DX47
Effect of Long-Term Teriflunomide Treatment on Lymphocyte Counts and Infection Rates in Pooled Data from Temso, Tower, and TOPIC Core and Extension Studies

Thursday, May 31, 2018
Exhibit Hall A (Nashville Music City Center)
Aaron E Miller, MD , Icahn School of Medicine at Mount Sinai, New York, NY
Giancarlo Comi, MD , University Vita-Salute San Raffaele, Milan, Italy
Myriam Benamor, MD , Sanofi, Chilly-Mazarin, France
Philippe Truffinet, MD , Sanofi, Chilly-Mazarin, France
Karthinathan Thangavelu, PhD , Sanofi, Cambridge, MA
Jeffrey Chavin, MD , Sanofi, Cambridge, MA
Mark S Freedman, MD , University of Ottawa and the Ottawa Hospital Research Institute, Ottawa, ON, Canada



Background: Teriflunomide is a once-daily oral immunomodulator for the treatment of relapsing forms of MS (RMS). In TEMSO (NCT00134563) and TOWER (NCT00751881), teriflunomide was associated with lymphocyte count reductions during the first 3 months of treatment; mean counts remained within the normal range. In a long-term extension of TEMSO (NCT00803049), lymphopenia was uncommon, no higher than Grade 2, and not associated with increased infections.

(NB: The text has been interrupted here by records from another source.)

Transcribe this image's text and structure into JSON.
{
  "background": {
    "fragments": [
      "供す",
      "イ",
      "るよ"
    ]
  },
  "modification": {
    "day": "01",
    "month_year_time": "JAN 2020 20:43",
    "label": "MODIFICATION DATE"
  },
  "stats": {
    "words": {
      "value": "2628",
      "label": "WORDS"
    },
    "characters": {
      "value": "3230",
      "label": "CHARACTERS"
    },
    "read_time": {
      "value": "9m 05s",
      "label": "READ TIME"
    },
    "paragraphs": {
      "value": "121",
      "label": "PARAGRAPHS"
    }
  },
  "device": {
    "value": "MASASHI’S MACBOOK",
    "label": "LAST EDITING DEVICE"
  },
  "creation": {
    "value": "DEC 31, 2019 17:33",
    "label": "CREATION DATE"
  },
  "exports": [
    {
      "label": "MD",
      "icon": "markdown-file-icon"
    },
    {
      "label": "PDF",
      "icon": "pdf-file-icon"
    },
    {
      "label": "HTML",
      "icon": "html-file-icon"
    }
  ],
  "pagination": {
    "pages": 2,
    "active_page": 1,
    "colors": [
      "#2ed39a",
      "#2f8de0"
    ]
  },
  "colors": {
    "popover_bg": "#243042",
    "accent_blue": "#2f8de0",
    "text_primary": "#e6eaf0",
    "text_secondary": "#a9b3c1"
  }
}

Objectives: To evaluate lymphocyte counts and infection rates during long-term teriflunomide treatment in a pooled analysis of data from 3 phase 3 core studies and their extensions.

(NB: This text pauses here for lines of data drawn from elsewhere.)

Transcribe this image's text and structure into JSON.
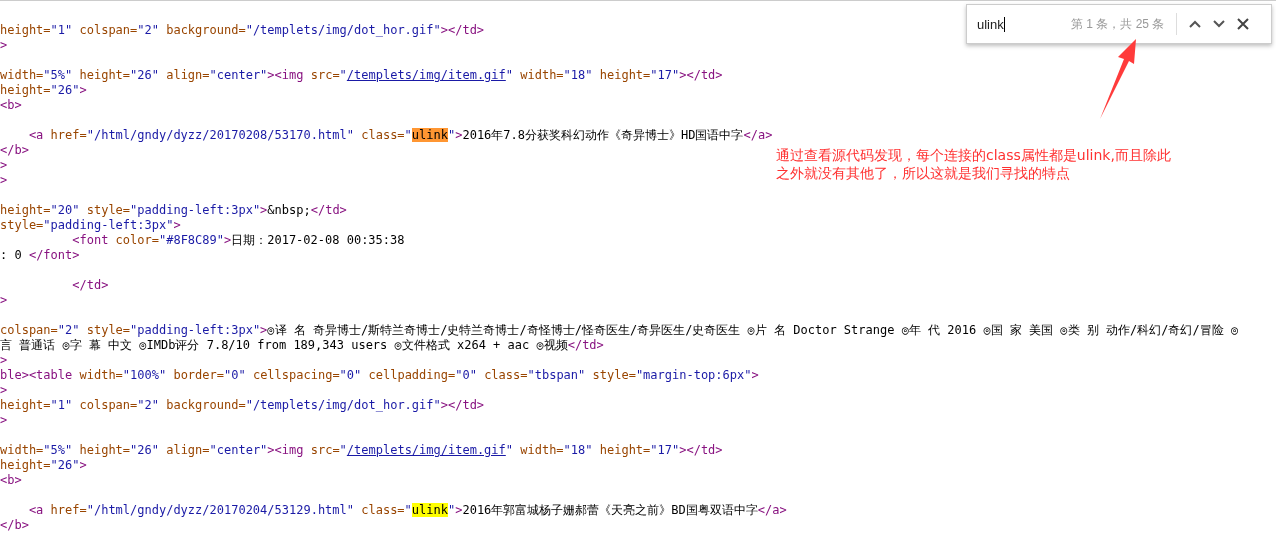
{
  "source_lines": [
    {
      "kind": "code",
      "segments": [
        {
          "kind": "attr",
          "text": "height="
        },
        {
          "kind": "value",
          "text": "\"1\" "
        },
        {
          "kind": "attr",
          "text": "colspan="
        },
        {
          "kind": "value",
          "text": "\"2\" "
        },
        {
          "kind": "attr",
          "text": "background="
        },
        {
          "kind": "value",
          "text": "\"/templets/img/dot_hor.gif\""
        },
        {
          "kind": "tag",
          "text": "></td>"
        }
      ]
    },
    {
      "kind": "code",
      "segments": [
        {
          "kind": "tag",
          "text": ">"
        }
      ]
    },
    {
      "kind": "blank"
    },
    {
      "kind": "code",
      "segments": [
        {
          "kind": "attr",
          "text": "width="
        },
        {
          "kind": "value",
          "text": "\"5%\" "
        },
        {
          "kind": "attr",
          "text": "height="
        },
        {
          "kind": "value",
          "text": "\"26\" "
        },
        {
          "kind": "attr",
          "text": "align="
        },
        {
          "kind": "value",
          "text": "\"center\""
        },
        {
          "kind": "tag",
          "text": "><img "
        },
        {
          "kind": "attr",
          "text": "src="
        },
        {
          "kind": "value",
          "text": "\""
        },
        {
          "kind": "link",
          "text": "/templets/img/item.gif"
        },
        {
          "kind": "value",
          "text": "\" "
        },
        {
          "kind": "attr",
          "text": "width="
        },
        {
          "kind": "value",
          "text": "\"18\" "
        },
        {
          "kind": "attr",
          "text": "height="
        },
        {
          "kind": "value",
          "text": "\"17\""
        },
        {
          "kind": "tag",
          "text": "></td>"
        }
      ]
    },
    {
      "kind": "code",
      "segments": [
        {
          "kind": "attr",
          "text": "height="
        },
        {
          "kind": "value",
          "text": "\"26\""
        },
        {
          "kind": "tag",
          "text": ">"
        }
      ]
    },
    {
      "kind": "code",
      "segments": [
        {
          "kind": "tag",
          "text": "<b>"
        }
      ]
    },
    {
      "kind": "blank"
    },
    {
      "kind": "code",
      "segments": [
        {
          "kind": "tag",
          "text": "    <a "
        },
        {
          "kind": "attr",
          "text": "href="
        },
        {
          "kind": "value",
          "text": "\"/html/gndy/dyzz/20170208/53170.html\" "
        },
        {
          "kind": "attr",
          "text": "class="
        },
        {
          "kind": "value",
          "text": "\""
        },
        {
          "kind": "match",
          "text": "ulink",
          "selected": true
        },
        {
          "kind": "value",
          "text": "\""
        },
        {
          "kind": "tag",
          "text": ">"
        },
        {
          "kind": "text",
          "text": "2016年7.8分获奖科幻动作《奇异博士》HD国语中字"
        },
        {
          "kind": "tag",
          "text": "</a>"
        }
      ]
    },
    {
      "kind": "code",
      "segments": [
        {
          "kind": "tag",
          "text": "</b>"
        }
      ]
    },
    {
      "kind": "code",
      "segments": [
        {
          "kind": "tag",
          "text": ">"
        }
      ]
    },
    {
      "kind": "code",
      "segments": [
        {
          "kind": "tag",
          "text": ">"
        }
      ]
    },
    {
      "kind": "blank"
    },
    {
      "kind": "code",
      "segments": [
        {
          "kind": "attr",
          "text": "height="
        },
        {
          "kind": "value",
          "text": "\"20\" "
        },
        {
          "kind": "attr",
          "text": "style="
        },
        {
          "kind": "value",
          "text": "\"padding-left:3px\""
        },
        {
          "kind": "tag",
          "text": ">"
        },
        {
          "kind": "text",
          "text": "&nbsp;"
        },
        {
          "kind": "tag",
          "text": "</td>"
        }
      ]
    },
    {
      "kind": "code",
      "segments": [
        {
          "kind": "attr",
          "text": "style="
        },
        {
          "kind": "value",
          "text": "\"padding-left:3px\""
        },
        {
          "kind": "tag",
          "text": ">"
        }
      ]
    },
    {
      "kind": "code",
      "segments": [
        {
          "kind": "tag",
          "text": "          <font "
        },
        {
          "kind": "attr",
          "text": "color="
        },
        {
          "kind": "value",
          "text": "\"#8F8C89\""
        },
        {
          "kind": "tag",
          "text": ">"
        },
        {
          "kind": "text",
          "text": "日期：2017-02-08 00:35:38"
        }
      ]
    },
    {
      "kind": "code",
      "segments": [
        {
          "kind": "text",
          "text": ": 0 "
        },
        {
          "kind": "tag",
          "text": "</font>"
        }
      ]
    },
    {
      "kind": "blank"
    },
    {
      "kind": "code",
      "segments": [
        {
          "kind": "tag",
          "text": "          </td>"
        }
      ]
    },
    {
      "kind": "code",
      "segments": [
        {
          "kind": "tag",
          "text": ">"
        }
      ]
    },
    {
      "kind": "blank"
    },
    {
      "kind": "code",
      "segments": [
        {
          "kind": "attr",
          "text": "colspan="
        },
        {
          "kind": "value",
          "text": "\"2\" "
        },
        {
          "kind": "attr",
          "text": "style="
        },
        {
          "kind": "value",
          "text": "\"padding-left:3px\""
        },
        {
          "kind": "tag",
          "text": ">"
        },
        {
          "kind": "text",
          "text": "◎译 名 奇异博士/斯特兰奇博士/史特兰奇博士/奇怪博士/怪奇医生/奇异医生/史奇医生 ◎片 名 Doctor Strange ◎年 代 2016 ◎国 家 美国 ◎类 别 动作/科幻/奇幻/冒险 ◎"
        }
      ]
    },
    {
      "kind": "code",
      "segments": [
        {
          "kind": "text",
          "text": "言 普通话 ◎字 幕 中文 ◎IMDb评分 7.8/10 from 189,343 users ◎文件格式 x264 + aac ◎视频"
        },
        {
          "kind": "tag",
          "text": "</td>"
        }
      ]
    },
    {
      "kind": "code",
      "segments": [
        {
          "kind": "tag",
          "text": ">"
        }
      ]
    },
    {
      "kind": "code",
      "segments": [
        {
          "kind": "tag",
          "text": "ble><table "
        },
        {
          "kind": "attr",
          "text": "width="
        },
        {
          "kind": "value",
          "text": "\"100%\" "
        },
        {
          "kind": "attr",
          "text": "border="
        },
        {
          "kind": "value",
          "text": "\"0\" "
        },
        {
          "kind": "attr",
          "text": "cellspacing="
        },
        {
          "kind": "value",
          "text": "\"0\" "
        },
        {
          "kind": "attr",
          "text": "cellpadding="
        },
        {
          "kind": "value",
          "text": "\"0\" "
        },
        {
          "kind": "attr",
          "text": "class="
        },
        {
          "kind": "value",
          "text": "\"tbspan\" "
        },
        {
          "kind": "attr",
          "text": "style="
        },
        {
          "kind": "value",
          "text": "\"margin-top:6px\""
        },
        {
          "kind": "tag",
          "text": ">"
        }
      ]
    },
    {
      "kind": "code",
      "segments": [
        {
          "kind": "tag",
          "text": ">"
        }
      ]
    },
    {
      "kind": "code",
      "segments": [
        {
          "kind": "attr",
          "text": "height="
        },
        {
          "kind": "value",
          "text": "\"1\" "
        },
        {
          "kind": "attr",
          "text": "colspan="
        },
        {
          "kind": "value",
          "text": "\"2\" "
        },
        {
          "kind": "attr",
          "text": "background="
        },
        {
          "kind": "value",
          "text": "\"/templets/img/dot_hor.gif\""
        },
        {
          "kind": "tag",
          "text": "></td>"
        }
      ]
    },
    {
      "kind": "code",
      "segments": [
        {
          "kind": "tag",
          "text": ">"
        }
      ]
    },
    {
      "kind": "blank"
    },
    {
      "kind": "code",
      "segments": [
        {
          "kind": "attr",
          "text": "width="
        },
        {
          "kind": "value",
          "text": "\"5%\" "
        },
        {
          "kind": "attr",
          "text": "height="
        },
        {
          "kind": "value",
          "text": "\"26\" "
        },
        {
          "kind": "attr",
          "text": "align="
        },
        {
          "kind": "value",
          "text": "\"center\""
        },
        {
          "kind": "tag",
          "text": "><img "
        },
        {
          "kind": "attr",
          "text": "src="
        },
        {
          "kind": "value",
          "text": "\""
        },
        {
          "kind": "link",
          "text": "/templets/img/item.gif"
        },
        {
          "kind": "value",
          "text": "\" "
        },
        {
          "kind": "attr",
          "text": "width="
        },
        {
          "kind": "value",
          "text": "\"18\" "
        },
        {
          "kind": "attr",
          "text": "height="
        },
        {
          "kind": "value",
          "text": "\"17\""
        },
        {
          "kind": "tag",
          "text": "></td>"
        }
      ]
    },
    {
      "kind": "code",
      "segments": [
        {
          "kind": "attr",
          "text": "height="
        },
        {
          "kind": "value",
          "text": "\"26\""
        },
        {
          "kind": "tag",
          "text": ">"
        }
      ]
    },
    {
      "kind": "code",
      "segments": [
        {
          "kind": "tag",
          "text": "<b>"
        }
      ]
    },
    {
      "kind": "blank"
    },
    {
      "kind": "code",
      "segments": [
        {
          "kind": "tag",
          "text": "    <a "
        },
        {
          "kind": "attr",
          "text": "href="
        },
        {
          "kind": "value",
          "text": "\"/html/gndy/dyzz/20170204/53129.html\" "
        },
        {
          "kind": "attr",
          "text": "class="
        },
        {
          "kind": "value",
          "text": "\""
        },
        {
          "kind": "match",
          "text": "ulink",
          "selected": false
        },
        {
          "kind": "value",
          "text": "\""
        },
        {
          "kind": "tag",
          "text": ">"
        },
        {
          "kind": "text",
          "text": "2016年郭富城杨子姗郝蕾《天亮之前》BD国粤双语中字"
        },
        {
          "kind": "tag",
          "text": "</a>"
        }
      ]
    },
    {
      "kind": "code",
      "segments": [
        {
          "kind": "tag",
          "text": "</b>"
        }
      ]
    }
  ],
  "find_bar": {
    "value": "ulink",
    "count": "第 1 条，共 25 条"
  },
  "annotation": {
    "text": "通过查看源代码发现，每个连接的class属性都是ulink,而且除此之外就没有其他了，所以这就是我们寻找的特点"
  }
}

Methods: Data from 3 placebo-controlled, randomized core studies (TEMSO, TOWER, TOPIC [NCT00622700]) and their extensions were pooled. Patients with RMS (TEMSO and TOWER) or a first clinical episode suggestive of MS (TOPIC) were treated for up to 11 years. Analysis included all patients who received teriflunomide 14 mg at any time during the core or extension studies. In TEMSO and TOWER, lymphocyte counts were obtained every 2 weeks until Week 24. In TOPIC, counts were assessed at Weeks 2 and 6, and then every 6 weeks until Week 24. Thereafter, lymphocyte counts were assessed every 24 weeks in all studies. Lymphopenia (2 consecutive lymphocyte counts <lower limit of normal) was graded by the Common Terminology Criteria for Adverse Events, Version 4.0.

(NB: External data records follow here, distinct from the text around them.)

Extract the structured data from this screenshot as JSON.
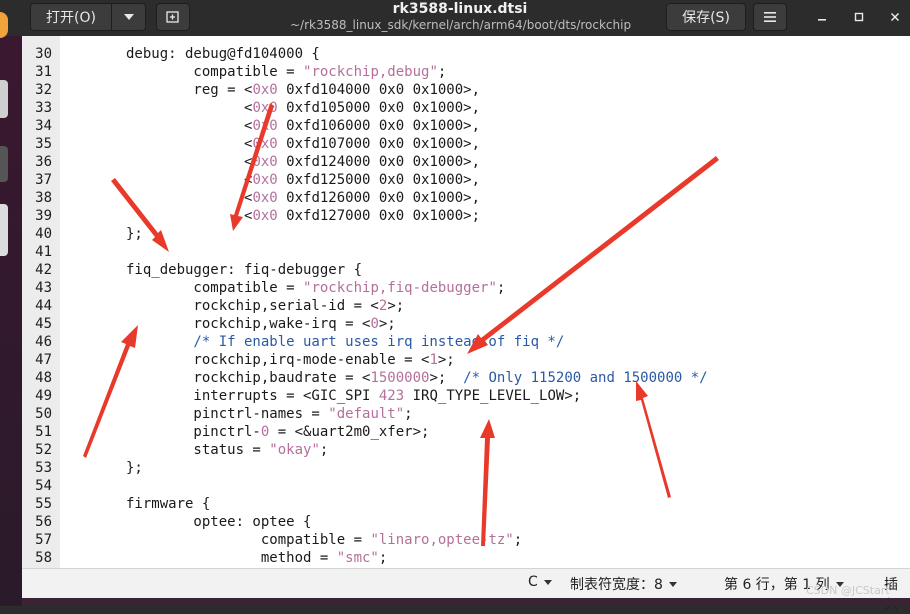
{
  "toolbar": {
    "open_label": "打开(O)",
    "save_label": "保存(S)"
  },
  "title": {
    "filename": "rk3588-linux.dtsi",
    "path": "~/rk3588_linux_sdk/kernel/arch/arm64/boot/dts/rockchip"
  },
  "icons": {
    "open_menu": "chevron-down-icon",
    "new_tab": "new-tab-icon",
    "hamburger": "hamburger-menu-icon",
    "minimize": "minimize-icon",
    "maximize": "maximize-icon",
    "close": "close-icon"
  },
  "editor": {
    "lines": [
      {
        "n": "30",
        "segs": [
          [
            "t",
            "\tdebug: debug@fd104000 {"
          ]
        ]
      },
      {
        "n": "31",
        "segs": [
          [
            "t",
            "\t\tcompatible = "
          ],
          [
            "s",
            "\"rockchip,debug\""
          ],
          [
            "t",
            ";"
          ]
        ]
      },
      {
        "n": "32",
        "segs": [
          [
            "t",
            "\t\treg = <"
          ],
          [
            "s",
            "0x0"
          ],
          [
            "t",
            " 0xfd104000 0x0 0x1000>,"
          ]
        ]
      },
      {
        "n": "33",
        "segs": [
          [
            "t",
            "\t\t      <"
          ],
          [
            "s",
            "0x0"
          ],
          [
            "t",
            " 0xfd105000 0x0 0x1000>,"
          ]
        ]
      },
      {
        "n": "34",
        "segs": [
          [
            "t",
            "\t\t      <"
          ],
          [
            "s",
            "0x0"
          ],
          [
            "t",
            " 0xfd106000 0x0 0x1000>,"
          ]
        ]
      },
      {
        "n": "35",
        "segs": [
          [
            "t",
            "\t\t      <"
          ],
          [
            "s",
            "0x0"
          ],
          [
            "t",
            " 0xfd107000 0x0 0x1000>,"
          ]
        ]
      },
      {
        "n": "36",
        "segs": [
          [
            "t",
            "\t\t      <"
          ],
          [
            "s",
            "0x0"
          ],
          [
            "t",
            " 0xfd124000 0x0 0x1000>,"
          ]
        ]
      },
      {
        "n": "37",
        "segs": [
          [
            "t",
            "\t\t      <"
          ],
          [
            "s",
            "0x0"
          ],
          [
            "t",
            " 0xfd125000 0x0 0x1000>,"
          ]
        ]
      },
      {
        "n": "38",
        "segs": [
          [
            "t",
            "\t\t      <"
          ],
          [
            "s",
            "0x0"
          ],
          [
            "t",
            " 0xfd126000 0x0 0x1000>,"
          ]
        ]
      },
      {
        "n": "39",
        "segs": [
          [
            "t",
            "\t\t      <"
          ],
          [
            "s",
            "0x0"
          ],
          [
            "t",
            " 0xfd127000 0x0 0x1000>;"
          ]
        ]
      },
      {
        "n": "40",
        "segs": [
          [
            "t",
            "\t};"
          ]
        ]
      },
      {
        "n": "41",
        "segs": [
          [
            "t",
            ""
          ]
        ]
      },
      {
        "n": "42",
        "segs": [
          [
            "t",
            "\tfiq_debugger: fiq-debugger {"
          ]
        ]
      },
      {
        "n": "43",
        "segs": [
          [
            "t",
            "\t\tcompatible = "
          ],
          [
            "s",
            "\"rockchip,fiq-debugger\""
          ],
          [
            "t",
            ";"
          ]
        ]
      },
      {
        "n": "44",
        "segs": [
          [
            "t",
            "\t\trockchip,serial-id = <"
          ],
          [
            "s",
            "2"
          ],
          [
            "t",
            ">;"
          ]
        ]
      },
      {
        "n": "45",
        "segs": [
          [
            "t",
            "\t\trockchip,wake-irq = <"
          ],
          [
            "s",
            "0"
          ],
          [
            "t",
            ">;"
          ]
        ]
      },
      {
        "n": "46",
        "segs": [
          [
            "c",
            "\t\t/* If enable uart uses irq instead of fiq */"
          ]
        ]
      },
      {
        "n": "47",
        "segs": [
          [
            "t",
            "\t\trockchip,irq-mode-enable = <"
          ],
          [
            "s",
            "1"
          ],
          [
            "t",
            ">;"
          ]
        ]
      },
      {
        "n": "48",
        "segs": [
          [
            "t",
            "\t\trockchip,baudrate = <"
          ],
          [
            "s",
            "1500000"
          ],
          [
            "t",
            ">;  "
          ],
          [
            "c",
            "/* Only 115200 and 1500000 */"
          ]
        ]
      },
      {
        "n": "49",
        "segs": [
          [
            "t",
            "\t\tinterrupts = <GIC_SPI "
          ],
          [
            "s",
            "423"
          ],
          [
            "t",
            " IRQ_TYPE_LEVEL_LOW>;"
          ]
        ]
      },
      {
        "n": "50",
        "segs": [
          [
            "t",
            "\t\tpinctrl-names = "
          ],
          [
            "s",
            "\"default\""
          ],
          [
            "t",
            ";"
          ]
        ]
      },
      {
        "n": "51",
        "segs": [
          [
            "t",
            "\t\tpinctrl-"
          ],
          [
            "s",
            "0"
          ],
          [
            "t",
            " = <&uart2m0_xfer>;"
          ]
        ]
      },
      {
        "n": "52",
        "segs": [
          [
            "t",
            "\t\tstatus = "
          ],
          [
            "s",
            "\"okay\""
          ],
          [
            "t",
            ";"
          ]
        ]
      },
      {
        "n": "53",
        "segs": [
          [
            "t",
            "\t};"
          ]
        ]
      },
      {
        "n": "54",
        "segs": [
          [
            "t",
            ""
          ]
        ]
      },
      {
        "n": "55",
        "segs": [
          [
            "t",
            "\tfirmware {"
          ]
        ]
      },
      {
        "n": "56",
        "segs": [
          [
            "t",
            "\t\toptee: optee {"
          ]
        ]
      },
      {
        "n": "57",
        "segs": [
          [
            "t",
            "\t\t\tcompatible = "
          ],
          [
            "s",
            "\"linaro,optee-tz\""
          ],
          [
            "t",
            ";"
          ]
        ]
      },
      {
        "n": "58",
        "segs": [
          [
            "t",
            "\t\t\tmethod = "
          ],
          [
            "s",
            "\"smc\""
          ],
          [
            "t",
            ";"
          ]
        ]
      }
    ]
  },
  "statusbar": {
    "language": "C",
    "tab_width": "制表符宽度：8",
    "position": "第 6 行，第 1 列",
    "mode": "插入"
  },
  "watermark": "CSDN @JCStart",
  "colors": {
    "string": "#b4709b",
    "comment": "#2a5aa5",
    "arrow": "#e8392a"
  }
}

Results: The cumulative duration of exposure to teriflunomide 14 mg was 5273 patient-years. In pooled core and extension studies (N=1636), 92.2% (n=1508/1636) of patients experienced no lymphopenia, and few patients experienced Grade 1 (5.4%; n=89/1636) or 2 (2.4%; n=39/1636) lymphopenia. Infections were reported in 61.8% (n=55/89) and 53.8% (n=21/39) of patients with Grade 1 or 2 lymphopenia, respectively, vs 55.6% (n=838/1508) without lymphopenia. Serious infections occurred in 3.4% (n=3/89) and 7.7% (n=3/39) of patients with Grade 1 and 2 lymphopenia, respectively, vs 3.6% (n=55/1508) without lymphopenia. Analysis of lymphocyte counts by year on treatment showed a decline in the occurrence of lymphopenia over time; at Year 9 and beyond, there were no cases of lymphopenia.

Conclusions: In this pooled analysis of TEMSO, TOWER, and TOPIC, and their extensions, long-term teriflunomide treatment was not associated with high-grade lymphopenia, and low-grade lymphopenia was uncommon. Infection rates were similar in patients with or without lymphopenia, consistent with an immunomodulatory mechanism of action of teriflunomide.